The Chaos Toolkit aims to give you the simplest experience for writing and running your own Chaos Engineering experiments. The main concepts are all expressed in an experiment definition, of which the following is an example from the Chaos Toolkit Samples project:

{
    "title": "System is resilient to provider's failures",
    "description": "Can our consumer survive gracefully a provider's failure?",
    "tags": [
        "service",
        "kubernetes",
        "spring"
    ],
    "steady-state-hypothesis": {
        "title": "Services are all available and healthy",
        "probes": [
            {
                "type": "probe",
                "name": "all-services-are-healthy",
                "tolerance": true,
                "provider": {
                    "type": "python",
                    "module": "chaosk8s.probes",
                    "func": "all_microservices_healthy"
                }
            }
        ]
    },
    "method": [
        {
            "type": "action",
            "name": "stop-provider-service",
            "provider": {
                "type": "python",
                "module": "chaosk8s.actions",
                "func": "kill_microservice",
                "arguments": {
                    "name": "my-provider-service"
                }
            },
            "pauses": {
                "after": 10
            }
        },
        {
            "ref": "all-services-are-healthy"
        },
        {
            "type": "probe",
            "name": "consumer-service-must-still-respond",
            "provider": {
                "type": "http",
                "url": "http://192.168.42.58:31018/invokeConsumedService"
            }
        }
    ],
    "rollbacks": []
}
title: System is resilient to provider's failures
description: Can our consumer survive gracefully a provider's failure?
tags:
  - service
  - kubernetes
  - spring
steady-state-hypothesis:
    title: Services are all available and healthy
    probes:
      - type: probe
        name: all-services-are-healthy
        tolerance: true
        provider:
          type: python
          module: chaosk8s.probes
          func: all_microservices_healthy
method:
  - type: action
    name: stop-provider-service
    provider:
      type: python
      module: chaosk8s.actions
      func: kill_microservice
      arguments:
        name: my-provider-service
    pauses:
      after: 10
  - ref: all-services-are-healthy
  - type: probe
    name: consumer-service-must-still-respond
    provider:
      type: http
      url: http://192.168.42.58:31018/invokeConsumedService
rollbacks: []

The key concepts of the Chaos Toolkit are Experiments, Steady State Hypothesis and the experiment’s Method. The Method contains a combination of Probes and Actions.

Experiments

A Chaos Toolkit experiment is provided in a single file and is currently expressed in JSON.

Steady State Hypothesis

A Steady State Hypothesis describes “what normal looks like” for your system in order for the experiment to surface information about weaknesses when compared against the declared “normal” tolerances of what is measured.

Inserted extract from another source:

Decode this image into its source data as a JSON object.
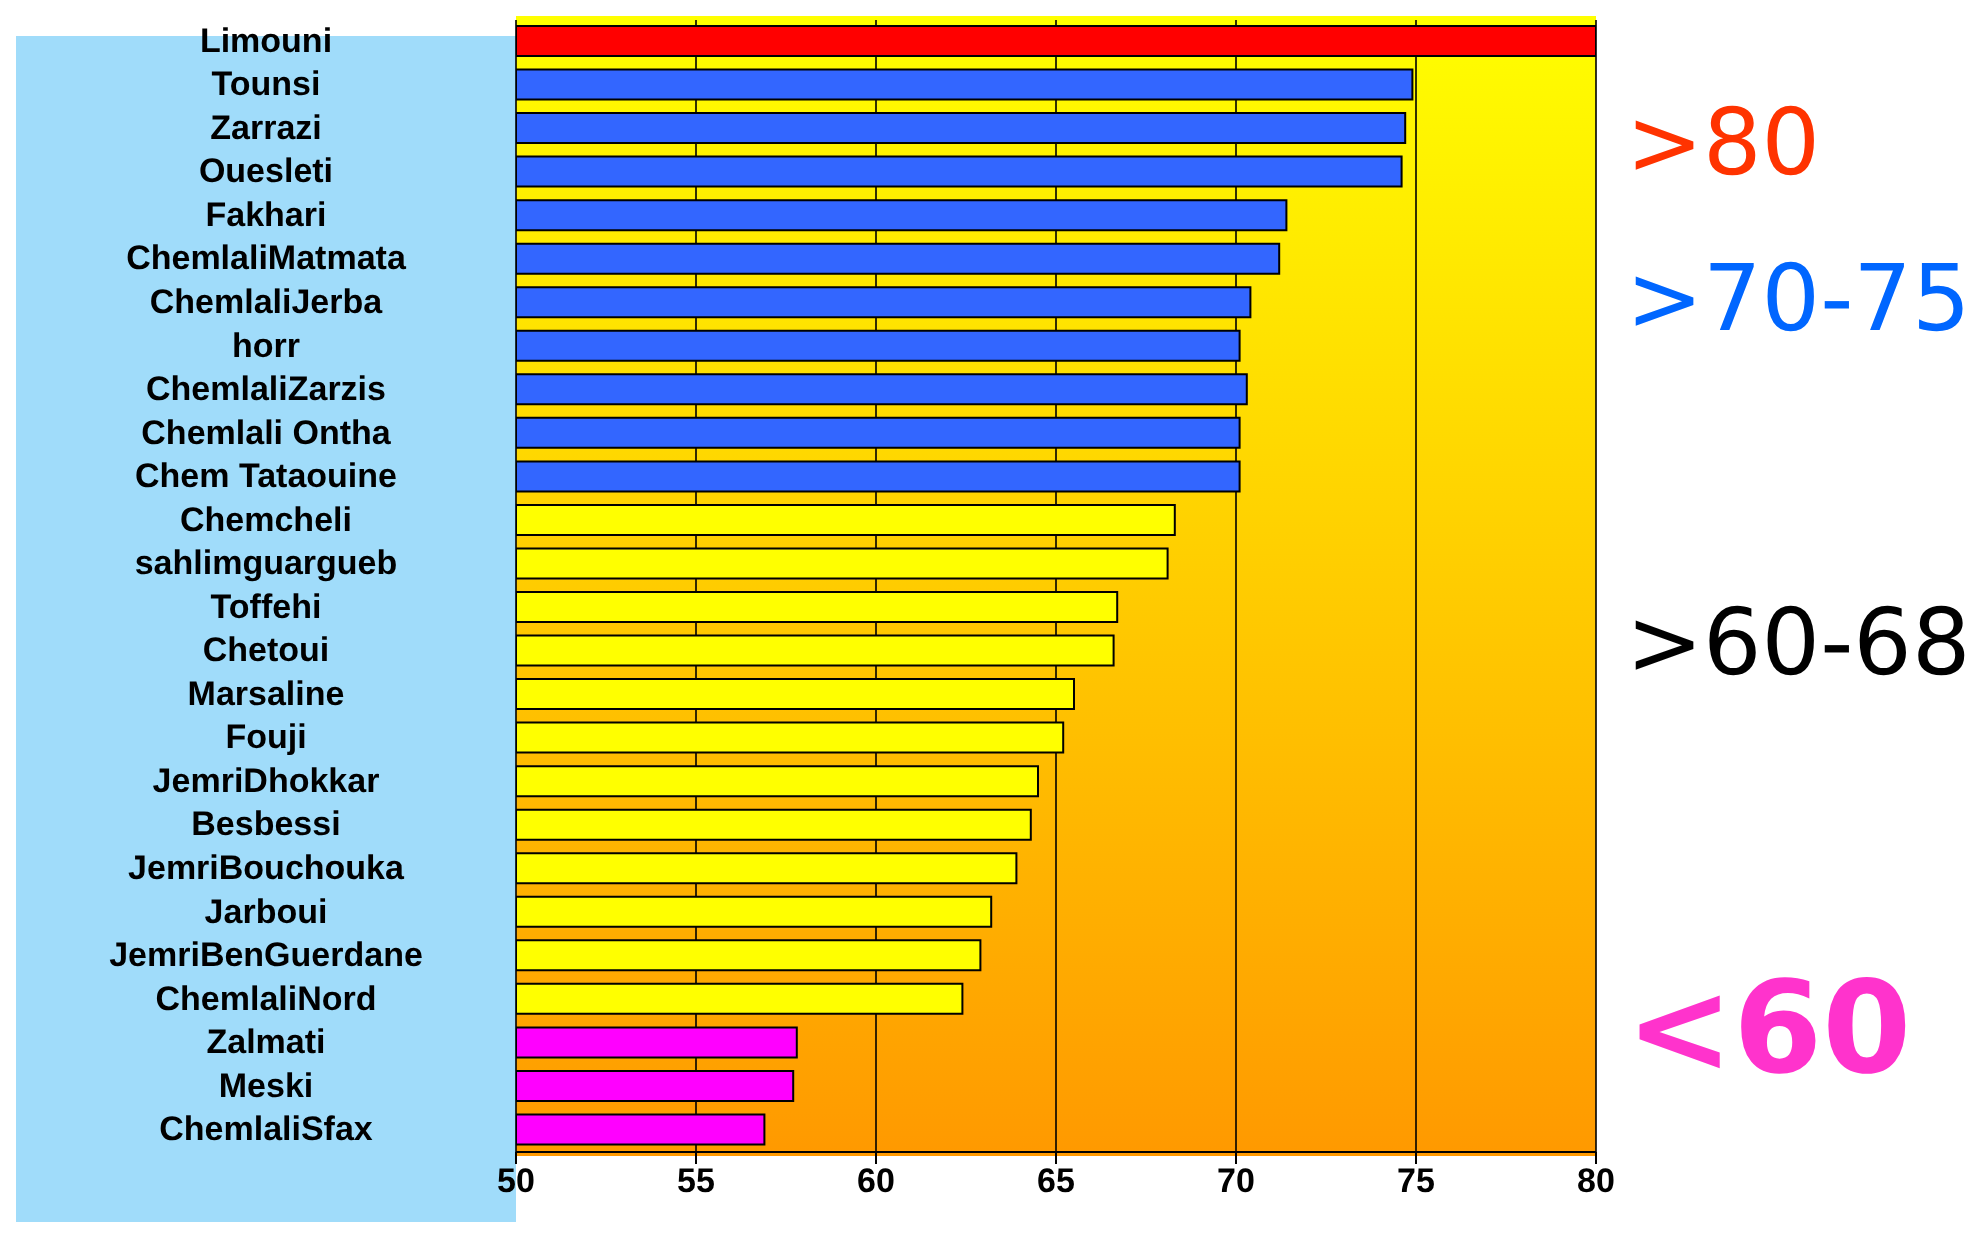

The Chaos Toolkit uses the Steady State Hypothesis for two purposes. It is used as a check before an experiment is run that the target system is in a recognised normal state. It is also used as the template for comparison of the state of your system after the experiment has been run, forming the results provided by the experiment’s report.

Method

An experiment’s activities are contained within its Method block.

Probes

A probe is a way of observing a particular set of conditions in the system that is undergoing experimentation.

Actions

An action is a particular activity that needs to be enacted on the system under experimentation.

Rollbacks

An experiment may define a sequence of actions that revert what was undone during the experiment.

Controls

An experiment may declare a set of controls which have an impact over the execution of the experiment itself. Controls are operational elements rather than experimental.